La question est de savoir s’il y croit vraiment, ou s’il se contente de flatter les gens. Va-t-il changer d’idée à nouveau s’il devient premier ministre ?

Duane Bratt, professeur de sciences politiques à l’Université Mount Royal

Kawser Ahmed, professeur de sciences politiques à l’Université de Winnipeg et expert sur les théories du complot, mentionne que le nombre de théories du complot et leur adhésion par la population ont commencé à augmenter après l’élection présidentielle de 2016 aux États-Unis, aidées par les médias sociaux et les applications de messagerie cryptées.

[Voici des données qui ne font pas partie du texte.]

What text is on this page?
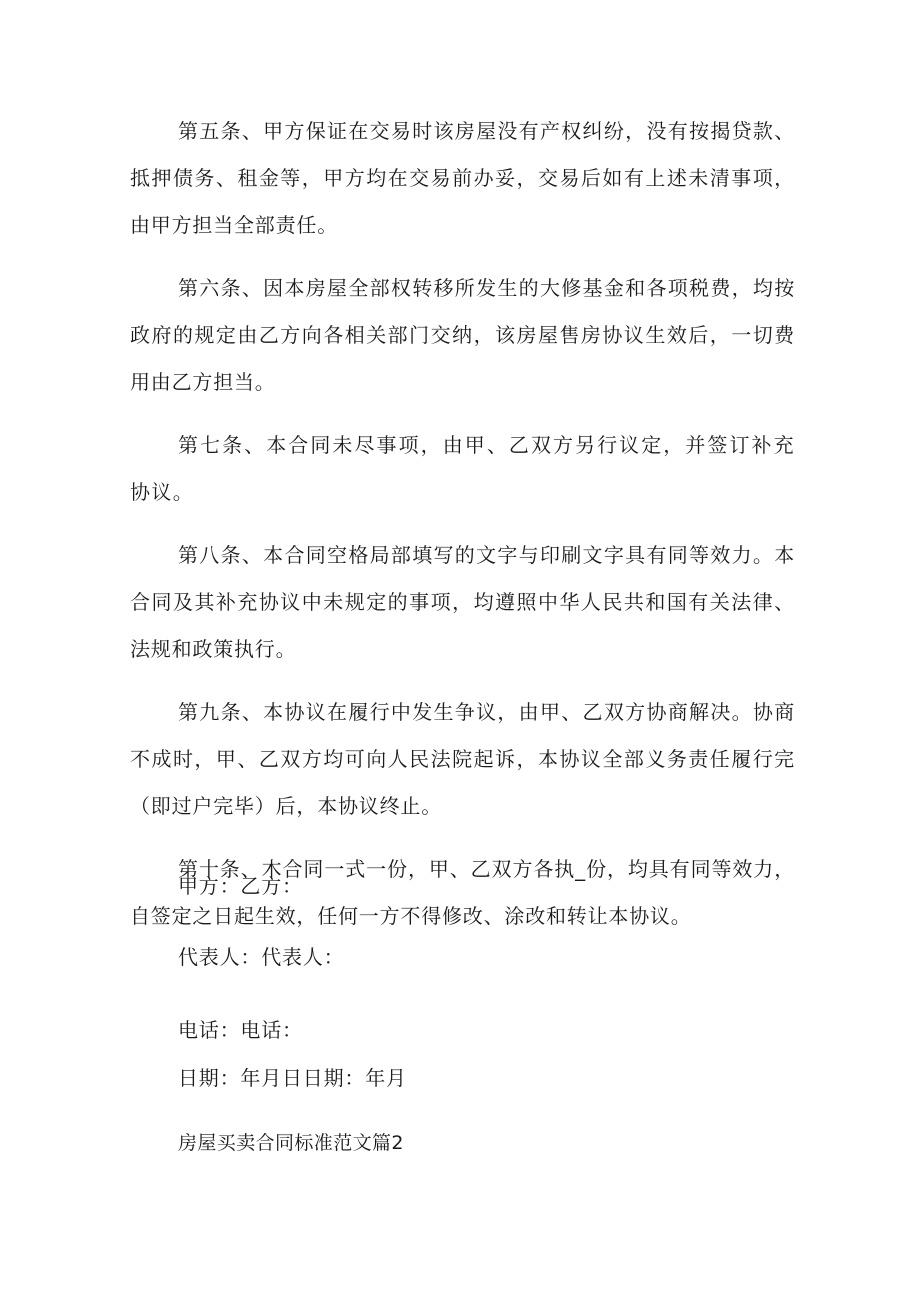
第五条、甲方保证在交易时该房屋没有产权纠纷，没有按揭贷款、抵押债务、租金等，甲方均在交易前办妥，交易后如有上述未清事项，由甲方担当全部责任。

第六条、因本房屋全部权转移所发生的大修基金和各项税费，均按政府的规定由乙方向各相关部门交纳，该房屋售房协议生效后，一切费用由乙方担当。

第七条、本合同未尽事项，由甲、乙双方另行议定，并签订补充协议。

第八条、本合同空格局部填写的文字与印刷文字具有同等效力。本合同及其补充协议中未规定的事项，均遵照中华人民共和国有关法律、法规和政策执行。

第九条、本协议在履行中发生争议，由甲、乙双方协商解决。协商不成时，甲、乙双方均可向人民法院起诉，本协议全部义务责任履行完（即过户完毕）后，本协议终止。

第十条、木合同一式一份，甲、乙双方各执_份，均具有同等效力，自签定之日起生效，任何一方不得修改、涂改和转让本协议。

甲方：乙方：
代表人：代表人：
电话：电话：
日期：年月日日期：年月
房屋买卖合同标准范文篇2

Il souligne que la popularité des théories complotistes concernant le contrôle de l’État s’est accrue au cours de la pandémie de COVID-19.

« À ce moment-là, quelles que soient les décisions prises par le gouvernement, il a été expliqué à une partie de aux citoyens, conformément aux théories du complot, que le gouvernement les contrôlait. Le gouvernement leur a demandé de se faire vacciner, de ne pas sortir et ainsi de suite », détaille M. Ahmed.

C’est un sentiment que les politiciens ont appris à comprendre, et M. Bratt pense que beaucoup de personnes ne sont pas disposées à rejeter un politicien simplement parce qu’il colporte de fausses déclarations ou des complots.

« Il y a beaucoup d’idées qui se répandent maintenant dans le courant dominant et qui ne sont tout simplement pas étayées par la science, des preuves ou des faits, a-t-il dit. Mais cela n’a pas d’importance, et certains de ces politiciens ont été élus, comme l’actuelle première ministre de l’Alberta. »

La première ministre du Parti conservateur uni, Danielle Smith, a déclaré qu’elle était d’accord avec M. Poilievre et qu’elle n’aurait rien à voir avec le Forum économique mondial.

Le populisme a poussé les politiciens à alimenter les théories du complot parce qu’ils ont besoin de votes, et la peur est un grand facteur de motivation, a expliqué M. Ahmed. Ils sont moins intéressés par le colportage de votes sur la base de leurs antécédents.

« Il est très facile de faire comprendre aux gens que quelque chose est une menace, dit-il. Par exemple, leur identité, leur gagne-pain, leurs valeurs religieuses. »

M. Ahmed ajoute que cela affecte notre démocratie puisqu’on oppose désormais les groupes les uns aux autres, on crée des soupçons et on porte atteinte à la sécurité nationale en diffusant des fausses erronées.